Pico and Castro had left the city to escape the dishonor of surrender, and the frightened inhabitants had fled to the neighboring ranchos, but returned to their homes before night, attracted by the irresistible strains of a brass band, and assured that they would be left unharmed.
JOHN C. FRÉMONT.
Stockton ordered the election of new alcaldes, and appointed Frémont military commander of the district. When both commanders returned to the North, Gillespie, with a garrison of fifty men, was left in charge of Los Angeles. He seems to have interfered with the amusements of the people, and to have made himself needlessly unpopular. A revolt was organized, and Flores, one of Castro's generals, appeared, with three hundred men at his back, and summoned the garrison to surrender. This Gillespie did, after bravely holding Fort Hill for a time. The Americans took ship from San Pedro on October 4th.

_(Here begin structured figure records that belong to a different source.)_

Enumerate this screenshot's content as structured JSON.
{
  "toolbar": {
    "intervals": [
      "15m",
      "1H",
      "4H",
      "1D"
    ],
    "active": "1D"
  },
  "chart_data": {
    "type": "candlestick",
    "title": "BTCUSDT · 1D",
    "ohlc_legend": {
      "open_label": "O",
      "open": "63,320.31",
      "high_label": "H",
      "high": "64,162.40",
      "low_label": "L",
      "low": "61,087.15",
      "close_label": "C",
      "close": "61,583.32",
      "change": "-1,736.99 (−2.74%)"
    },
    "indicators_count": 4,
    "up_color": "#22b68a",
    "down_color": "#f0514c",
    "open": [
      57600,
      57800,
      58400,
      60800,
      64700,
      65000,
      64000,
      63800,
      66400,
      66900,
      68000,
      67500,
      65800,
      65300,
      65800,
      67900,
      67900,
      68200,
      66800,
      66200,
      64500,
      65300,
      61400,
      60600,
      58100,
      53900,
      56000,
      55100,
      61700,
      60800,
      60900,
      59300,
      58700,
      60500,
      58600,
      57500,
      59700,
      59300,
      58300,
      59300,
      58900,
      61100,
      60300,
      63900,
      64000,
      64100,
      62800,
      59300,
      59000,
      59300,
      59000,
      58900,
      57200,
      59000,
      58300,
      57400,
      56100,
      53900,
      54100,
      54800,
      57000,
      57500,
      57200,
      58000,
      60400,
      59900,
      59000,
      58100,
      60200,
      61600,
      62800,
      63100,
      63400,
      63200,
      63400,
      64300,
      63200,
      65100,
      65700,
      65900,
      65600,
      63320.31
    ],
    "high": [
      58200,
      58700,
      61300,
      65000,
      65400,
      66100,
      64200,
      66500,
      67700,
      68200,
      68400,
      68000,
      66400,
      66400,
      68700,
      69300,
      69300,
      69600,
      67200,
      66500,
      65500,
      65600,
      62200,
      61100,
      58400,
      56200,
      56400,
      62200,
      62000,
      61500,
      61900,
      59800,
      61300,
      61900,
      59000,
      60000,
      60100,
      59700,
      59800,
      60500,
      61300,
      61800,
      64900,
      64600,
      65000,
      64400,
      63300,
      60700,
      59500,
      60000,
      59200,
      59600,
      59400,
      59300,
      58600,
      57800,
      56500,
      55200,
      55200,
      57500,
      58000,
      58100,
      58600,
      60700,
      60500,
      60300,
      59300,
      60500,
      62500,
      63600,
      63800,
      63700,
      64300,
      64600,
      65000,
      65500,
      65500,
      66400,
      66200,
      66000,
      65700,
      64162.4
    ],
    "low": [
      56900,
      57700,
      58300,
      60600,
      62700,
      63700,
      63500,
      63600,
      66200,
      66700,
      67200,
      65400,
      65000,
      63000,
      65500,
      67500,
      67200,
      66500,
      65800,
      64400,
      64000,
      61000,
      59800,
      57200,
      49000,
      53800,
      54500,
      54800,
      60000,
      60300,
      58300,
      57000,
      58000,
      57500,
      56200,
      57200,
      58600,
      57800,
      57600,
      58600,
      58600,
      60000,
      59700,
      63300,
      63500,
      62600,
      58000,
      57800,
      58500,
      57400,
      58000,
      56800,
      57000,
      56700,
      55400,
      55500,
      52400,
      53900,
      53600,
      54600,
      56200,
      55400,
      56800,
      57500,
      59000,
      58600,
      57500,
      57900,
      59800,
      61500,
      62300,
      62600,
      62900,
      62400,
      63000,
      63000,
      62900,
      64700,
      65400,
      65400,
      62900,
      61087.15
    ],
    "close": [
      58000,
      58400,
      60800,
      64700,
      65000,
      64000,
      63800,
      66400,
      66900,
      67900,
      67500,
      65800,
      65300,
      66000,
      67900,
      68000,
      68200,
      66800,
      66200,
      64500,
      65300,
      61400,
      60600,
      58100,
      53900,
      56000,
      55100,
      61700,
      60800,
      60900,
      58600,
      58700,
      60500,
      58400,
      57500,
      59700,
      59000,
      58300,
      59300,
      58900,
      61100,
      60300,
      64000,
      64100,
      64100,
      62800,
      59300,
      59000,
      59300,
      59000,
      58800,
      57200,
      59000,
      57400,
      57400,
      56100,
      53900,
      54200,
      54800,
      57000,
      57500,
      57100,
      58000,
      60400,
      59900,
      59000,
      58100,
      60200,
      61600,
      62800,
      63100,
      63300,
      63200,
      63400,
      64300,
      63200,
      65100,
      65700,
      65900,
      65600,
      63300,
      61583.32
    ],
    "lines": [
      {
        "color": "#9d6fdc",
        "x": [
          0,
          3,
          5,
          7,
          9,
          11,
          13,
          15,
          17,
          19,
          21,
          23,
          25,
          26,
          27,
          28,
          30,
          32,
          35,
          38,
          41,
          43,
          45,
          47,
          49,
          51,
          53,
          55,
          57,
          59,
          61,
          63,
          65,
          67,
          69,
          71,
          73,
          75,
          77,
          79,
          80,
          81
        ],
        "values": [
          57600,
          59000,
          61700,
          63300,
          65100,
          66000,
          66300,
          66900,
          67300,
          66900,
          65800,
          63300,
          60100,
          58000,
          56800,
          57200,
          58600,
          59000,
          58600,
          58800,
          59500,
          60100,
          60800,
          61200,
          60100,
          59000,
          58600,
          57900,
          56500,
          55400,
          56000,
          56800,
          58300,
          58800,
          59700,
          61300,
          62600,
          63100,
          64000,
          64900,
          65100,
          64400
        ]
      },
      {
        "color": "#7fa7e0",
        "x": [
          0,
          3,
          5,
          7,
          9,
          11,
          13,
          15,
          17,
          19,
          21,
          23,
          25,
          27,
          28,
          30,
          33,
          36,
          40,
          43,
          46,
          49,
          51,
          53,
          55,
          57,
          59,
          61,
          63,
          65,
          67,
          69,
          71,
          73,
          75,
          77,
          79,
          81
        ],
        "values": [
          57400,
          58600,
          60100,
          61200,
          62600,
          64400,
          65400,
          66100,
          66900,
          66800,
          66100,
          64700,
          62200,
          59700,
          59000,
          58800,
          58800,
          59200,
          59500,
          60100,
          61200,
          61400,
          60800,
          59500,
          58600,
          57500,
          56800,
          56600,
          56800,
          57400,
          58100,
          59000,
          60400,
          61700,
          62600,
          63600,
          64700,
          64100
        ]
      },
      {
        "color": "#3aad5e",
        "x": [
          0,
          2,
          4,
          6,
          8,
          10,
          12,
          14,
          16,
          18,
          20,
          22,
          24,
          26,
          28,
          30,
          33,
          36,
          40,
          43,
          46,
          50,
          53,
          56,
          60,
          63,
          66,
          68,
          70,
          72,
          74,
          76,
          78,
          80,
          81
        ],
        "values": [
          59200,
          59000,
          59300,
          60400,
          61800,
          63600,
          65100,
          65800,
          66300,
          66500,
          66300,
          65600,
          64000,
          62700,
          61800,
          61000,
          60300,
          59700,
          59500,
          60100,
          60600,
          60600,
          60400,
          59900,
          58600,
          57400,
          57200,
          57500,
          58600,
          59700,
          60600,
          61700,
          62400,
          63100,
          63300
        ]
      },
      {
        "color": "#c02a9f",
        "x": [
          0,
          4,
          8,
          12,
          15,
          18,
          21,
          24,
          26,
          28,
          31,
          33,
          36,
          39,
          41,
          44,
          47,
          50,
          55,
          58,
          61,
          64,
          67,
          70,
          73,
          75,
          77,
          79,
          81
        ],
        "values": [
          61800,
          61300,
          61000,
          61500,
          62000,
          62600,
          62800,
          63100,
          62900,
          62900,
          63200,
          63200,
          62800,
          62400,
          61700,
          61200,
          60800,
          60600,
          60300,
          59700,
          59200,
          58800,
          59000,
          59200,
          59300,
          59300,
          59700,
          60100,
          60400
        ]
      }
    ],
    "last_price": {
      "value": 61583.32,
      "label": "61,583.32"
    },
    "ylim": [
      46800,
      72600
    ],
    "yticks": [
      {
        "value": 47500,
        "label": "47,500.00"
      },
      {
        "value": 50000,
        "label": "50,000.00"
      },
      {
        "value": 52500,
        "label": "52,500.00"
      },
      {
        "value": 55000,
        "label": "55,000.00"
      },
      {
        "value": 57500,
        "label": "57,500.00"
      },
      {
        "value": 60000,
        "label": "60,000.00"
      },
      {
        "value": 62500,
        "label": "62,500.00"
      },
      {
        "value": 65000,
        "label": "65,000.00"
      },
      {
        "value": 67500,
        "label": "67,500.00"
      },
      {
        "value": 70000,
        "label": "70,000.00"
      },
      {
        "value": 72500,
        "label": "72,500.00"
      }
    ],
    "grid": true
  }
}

The reconquest of Los Angeles took place on January 18th. General Kearny, with Kit Carson as guide, had succeeded in joining Stockton at San Diego, and the united forces, after a two-hours' engagement at San Gabriel and another brief skirmish without the city, entered Los Angeles, while the leaders of the revolt fled to Cahuenga, and surrendered to Frémont, who made generous terms of capitulation with Andres Pico, Flores, and Manuel. This clemency endeared him to the Californians. It became his boast that he could ride unharmed alone from one end of the conquered country to the other. Stockton made him Governor of Los Angeles while the controversy between Kearny and Stockton, as to which was the chief authority in the conduct of affairs in the new country, was in progress. Frémont chose to obey Stockton, with whom he had worked in unison during the Northern conquests and before the arrival of Kearny. Kearny was technically in the right in demanding the submission of Frémont, as the court-martial of the latter (in Washington, at a later day) made evident; but under the circumstances of the quarrel of the two leaders at Los Angeles, Frémont's allegiance to Stockton seems to have been his only manly course.
This was an era in which Los Angeles grew from an easy-going Spanish pueblo into a progressive American city. Nowhere have Americans stood more completely in the position of conquerors in a new land. Called upon to improvise hastily a government for a large body of strangers, these citizens showed, together with carelessness and over-hastiness—and an indifference to the rights of strangers, both Indians and Spaniards, of which we cannot be proud—some of our best national traits. From the first, the pioneers were courageous and teachable, and succeeded, after many mistakes, in building up a permanent, well-organized, and progressive municipality. General Frémont was undoubtedly most popular among the Spanish people. His youth enabled him to enter in a large degree into their sports; his clemency in pardoning Flores and the other generals of the rebellion won their applause.